May 7 - More than fifty years after the end of World War II, a new chapter of Holocaust history is unfolding. Evidence is emerging of the complicated financial transactions between the Nazis and the European countries and businesses that profited by the genocide. Released on May 7, 1997, a United States study, directed by Commerce Undersecretary Stuart Eizenstat, describes "one of the greatest thefts by a government in history."

The Eizenstat report on U.S. and Allied efforts to recover and restore gold and other assets stolen or hidden by Germany during World War II.

The Eizenstat report shows that between January 1939, and June 1945, Nazi Germany transferred $400 million (equivalent to $3.9 billion in today's dollars) worth of looted gold to the Swiss National Bank, in exchange for foreign currency and materials vital to Germany's war machine.

The Eizenstat report also documents that gold, jewelry, coins and melted down dental fillings of concentration camp victims were taken, mixed with plundered bank gold, and resmelted into gold bars that were traded to other countries.

There are still many unresolved issues related to the unlawful taking of property, including real estate and works of art, from the victims of the Holocaust. For example, the city of Paris possesses a number of apartments seized from deported Jews. The Louvre Museum owns pieces of art which were confiscated from Jews by the Nazis. Many of these Jews were sent to the camps and never returned to claim their property.

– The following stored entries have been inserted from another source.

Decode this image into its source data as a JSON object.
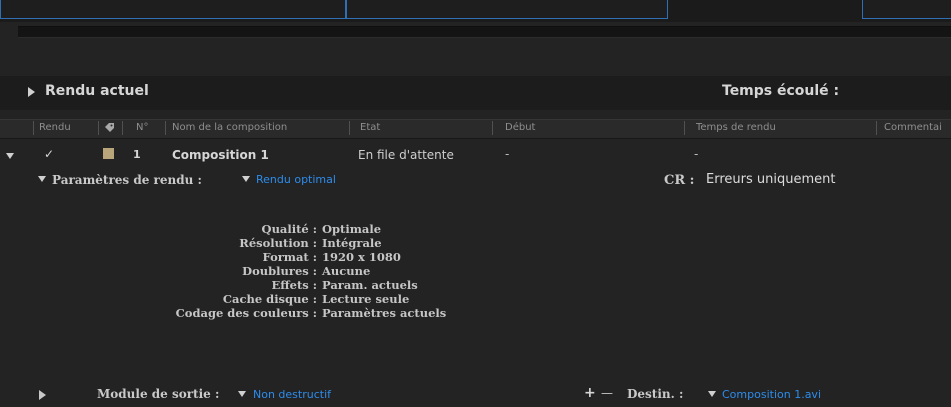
{
  "current": {
    "label": "Rendu actuel",
    "elapsed_label": "Temps écoulé :"
  },
  "columns": [
    "Rendu",
    "N°",
    "Nom de la composition",
    "Etat",
    "Début",
    "Temps de rendu",
    "Commentai"
  ],
  "item": {
    "check": "✓",
    "number": "1",
    "name": "Composition 1",
    "status": "En file d'attente",
    "start": "-",
    "render_time": "-",
    "label_color": "#b9a57a"
  },
  "render_settings": {
    "label": "Paramètres de rendu :",
    "value": "Rendu optimal",
    "log_label": "CR :",
    "log_value": "Erreurs uniquement"
  },
  "details": [
    {
      "label": "Qualité :",
      "value": "Optimale"
    },
    {
      "label": "Résolution :",
      "value": "Intégrale"
    },
    {
      "label": "Format :",
      "value": "1920 x 1080"
    },
    {
      "label": "Doublures :",
      "value": "Aucune"
    },
    {
      "label": "Effets :",
      "value": "Param. actuels"
    },
    {
      "label": "Cache disque :",
      "value": "Lecture seule"
    },
    {
      "label": "Codage des couleurs :",
      "value": "Paramètres actuels"
    }
  ],
  "output": {
    "label": "Module de sortie :",
    "value": "Non destructif",
    "plus": "+",
    "minus": "—",
    "dest_label": "Destin. :",
    "dest_value": "Composition 1.avi"
  },
  "colors": {
    "accent": "#2d8ceb",
    "frame_blue": "#2f6fb3",
    "background": "#232323"
  }
}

Belgium and the Netherlands have recently demanded to know what happened to the gold that was taken from their treasuries by the invading German army.

A March 1997 lawsuit accused seven existing insurance companies that conduct business in the United States today of failing to honor insurance policies bought before the war. These German, French, Italian, and Austrian companies are charged with acting in bad faith and enriching themselves at the expense of Holocaust victims.